As you have probably figured out by now, I accumulate articles of interest as I wander the web, and periodically collect them into themed articles.Today is no exception, and our topic for today is cybersecurity — specifically, whether anyone is safe online (or is it just an illusion), and how to really make the situation better.

  • Foreign Actors. In recent weeks, a big question has been whether Russia hacked the US — particularly, the DNC and RNC. Donald Trump, in his news conference today, finally admitted that it was likely Russia did, but that other countries could as well. What is the basis for the belief that Russia was behind things? Brian Krebs, in an article written before the CIA report was released, has a very good analysis. Krebs notes, “It probably doesn’t matter how many indicators of compromise and digital fingerprints the Obama administration releases on this incident: Chances are decent that if you asked a panel of security experts a year from now whether the march of time and additional data points released or leaked in the interim have influenced their opinion, you’ll find them just as evenly divided as they are today.” This is because providing strong attribution is difficult, short of your hacker being stupid, just because of the nature of Internet communications. The article points out that there are specific breadcrumbs that lead to the conclusion, and notes why the public has become skeptical. Of everything. I suggest you read that analysis, and then think about it in light of the BBC disclosure that there are unconfirmed reports that Russia has something on Trump. Ask yourself: If the Russians hacked the DNC, why did they want Trump to win (this is not to say they manipulated the election to do so)? Could it be that they didn’t need to worry about him for other reasons?

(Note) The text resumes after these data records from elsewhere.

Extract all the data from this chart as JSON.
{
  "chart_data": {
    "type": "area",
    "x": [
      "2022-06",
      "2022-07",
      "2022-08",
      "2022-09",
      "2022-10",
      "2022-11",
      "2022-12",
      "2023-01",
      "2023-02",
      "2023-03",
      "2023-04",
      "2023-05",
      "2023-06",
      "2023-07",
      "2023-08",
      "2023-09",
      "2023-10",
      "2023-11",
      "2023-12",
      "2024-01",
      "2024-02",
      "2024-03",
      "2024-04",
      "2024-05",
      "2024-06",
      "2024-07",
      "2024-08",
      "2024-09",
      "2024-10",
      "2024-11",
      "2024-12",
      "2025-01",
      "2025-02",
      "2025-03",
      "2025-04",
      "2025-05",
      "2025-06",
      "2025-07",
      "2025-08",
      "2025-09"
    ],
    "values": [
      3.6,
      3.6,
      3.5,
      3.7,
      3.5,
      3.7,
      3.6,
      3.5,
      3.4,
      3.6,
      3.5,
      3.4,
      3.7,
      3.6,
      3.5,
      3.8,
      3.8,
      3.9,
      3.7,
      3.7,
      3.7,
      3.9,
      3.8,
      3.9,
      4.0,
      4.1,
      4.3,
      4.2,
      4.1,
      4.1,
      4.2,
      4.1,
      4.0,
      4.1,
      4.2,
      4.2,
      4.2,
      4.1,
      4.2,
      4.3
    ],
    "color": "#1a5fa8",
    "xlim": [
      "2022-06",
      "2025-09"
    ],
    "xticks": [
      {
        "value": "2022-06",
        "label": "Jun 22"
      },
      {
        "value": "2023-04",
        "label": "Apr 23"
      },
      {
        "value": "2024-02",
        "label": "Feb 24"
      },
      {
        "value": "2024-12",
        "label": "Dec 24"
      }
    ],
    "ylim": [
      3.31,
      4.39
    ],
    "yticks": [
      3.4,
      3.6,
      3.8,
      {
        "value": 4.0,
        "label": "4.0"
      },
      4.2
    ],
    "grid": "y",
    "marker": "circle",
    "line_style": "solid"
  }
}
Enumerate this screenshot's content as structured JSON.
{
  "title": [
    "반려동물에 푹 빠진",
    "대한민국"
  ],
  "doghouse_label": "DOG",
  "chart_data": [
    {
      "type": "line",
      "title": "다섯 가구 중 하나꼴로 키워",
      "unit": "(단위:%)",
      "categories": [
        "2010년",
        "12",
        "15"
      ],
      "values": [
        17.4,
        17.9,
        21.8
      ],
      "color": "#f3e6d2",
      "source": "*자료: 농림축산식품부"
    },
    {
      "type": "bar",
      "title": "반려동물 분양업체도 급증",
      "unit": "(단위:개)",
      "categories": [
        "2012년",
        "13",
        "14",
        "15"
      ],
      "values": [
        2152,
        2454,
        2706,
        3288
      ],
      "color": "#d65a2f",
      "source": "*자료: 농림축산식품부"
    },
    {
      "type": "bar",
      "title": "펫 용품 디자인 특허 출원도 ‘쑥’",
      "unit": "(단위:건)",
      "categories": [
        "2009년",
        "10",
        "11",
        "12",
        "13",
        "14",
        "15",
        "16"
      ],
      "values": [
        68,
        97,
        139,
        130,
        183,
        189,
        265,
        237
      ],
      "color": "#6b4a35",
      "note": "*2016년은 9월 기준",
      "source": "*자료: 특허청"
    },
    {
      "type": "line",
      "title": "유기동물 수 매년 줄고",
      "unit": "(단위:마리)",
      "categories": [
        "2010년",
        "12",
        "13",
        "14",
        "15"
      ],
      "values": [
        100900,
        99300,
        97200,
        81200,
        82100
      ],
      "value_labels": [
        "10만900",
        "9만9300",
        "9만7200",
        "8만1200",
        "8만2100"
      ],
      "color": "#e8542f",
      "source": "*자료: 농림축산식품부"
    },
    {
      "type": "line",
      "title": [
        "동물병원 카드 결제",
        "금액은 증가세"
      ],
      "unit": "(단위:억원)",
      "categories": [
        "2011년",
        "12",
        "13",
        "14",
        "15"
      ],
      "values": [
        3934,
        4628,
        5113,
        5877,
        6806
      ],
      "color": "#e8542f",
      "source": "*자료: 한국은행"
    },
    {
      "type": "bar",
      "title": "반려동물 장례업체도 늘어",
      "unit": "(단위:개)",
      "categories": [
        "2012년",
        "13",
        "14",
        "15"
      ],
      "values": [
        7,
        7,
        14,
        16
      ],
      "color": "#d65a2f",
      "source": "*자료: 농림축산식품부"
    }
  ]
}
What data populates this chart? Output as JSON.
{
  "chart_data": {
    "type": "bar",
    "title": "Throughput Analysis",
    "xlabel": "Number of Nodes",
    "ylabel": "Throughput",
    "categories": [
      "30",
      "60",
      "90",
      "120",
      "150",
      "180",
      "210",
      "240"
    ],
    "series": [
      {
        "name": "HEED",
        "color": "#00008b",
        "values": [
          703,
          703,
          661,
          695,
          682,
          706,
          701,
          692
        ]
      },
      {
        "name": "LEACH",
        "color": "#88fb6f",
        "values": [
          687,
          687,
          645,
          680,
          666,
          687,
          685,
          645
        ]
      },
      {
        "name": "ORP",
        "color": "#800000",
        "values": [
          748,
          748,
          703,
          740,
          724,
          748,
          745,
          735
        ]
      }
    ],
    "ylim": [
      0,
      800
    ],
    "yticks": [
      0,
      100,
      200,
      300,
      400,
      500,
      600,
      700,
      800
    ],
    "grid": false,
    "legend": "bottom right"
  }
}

  • Data Breaches. Brian also has a really good article on data breeches, and in particular, some immutable truths about such breaches. He explains them in more detail in the article, but here they are in a nutshell: “(•) If you connect it to the Internet, someone will try to hack it. (•) If what you put on the Internet has value, someone will invest time and effort to steal it. (•) Even if what is stolen does not have immediate value to the thief, he can easily find buyers for it. (•) The price he secures for it will almost certainly be a tiny slice of its true worth to the victim. (•) Organizations and individuals unwilling to spend a small fraction of what those assets are worth to secure them against cybercrooks can expect to eventually be relieved of said assets.” First, think about this with respect to the above. Both the DNC and RNC had servers on the Internet. Were they hacked? Most certainly. What was that information worth? Ask Hillary Clinton. Now, you deal with banks and businesses that put your information on the Internet. Now think about the truisms above.  Which organizations should you deal with? How much do they value your information?
  • Online Shopping. Dovetailing with all of this is an article from my web hosting service, Webhost, on what to be aware of when you shop online. They, too, go into a bit of detail, but their tips boil down to: (•) Shop online at home (or on a secure connection); (•) Make sure you have text, email, and/or phone security alerts set up with your financial institutions; (•) Always look for HTTPS when shopping; (•) If you’re shopping through a retailer’s mobile app, make sure it is an official version with a reputable company or developer behind it; (•) Use the ‘too good to be true’ rule and trust your gut. I’d add to this the adage to stay in a well-lit well populated part of the Internet. By that I mean: use companies that have a reputation to uphold — they are more likely to do things right.
  • Solving the Problem. The underlying problem for all of the above is that we are using a system that was never meant to be secure. That’s right: the basic and original protocols didn’t think about security because they believed everyone was trustworthy. The corollary to this is: if you want a secure system, you must engineer the security in from the start. Related to this, NIST has just announce a system security engineering website, based on their work with NIST SP 800-160. I’ve been doing a lot of close work with 800-160, and am working on gaining a deep understanding on it, and well as how all of the related processes (assessment, acquisition, and lifecycle) can work together. But 800-160 is a good start.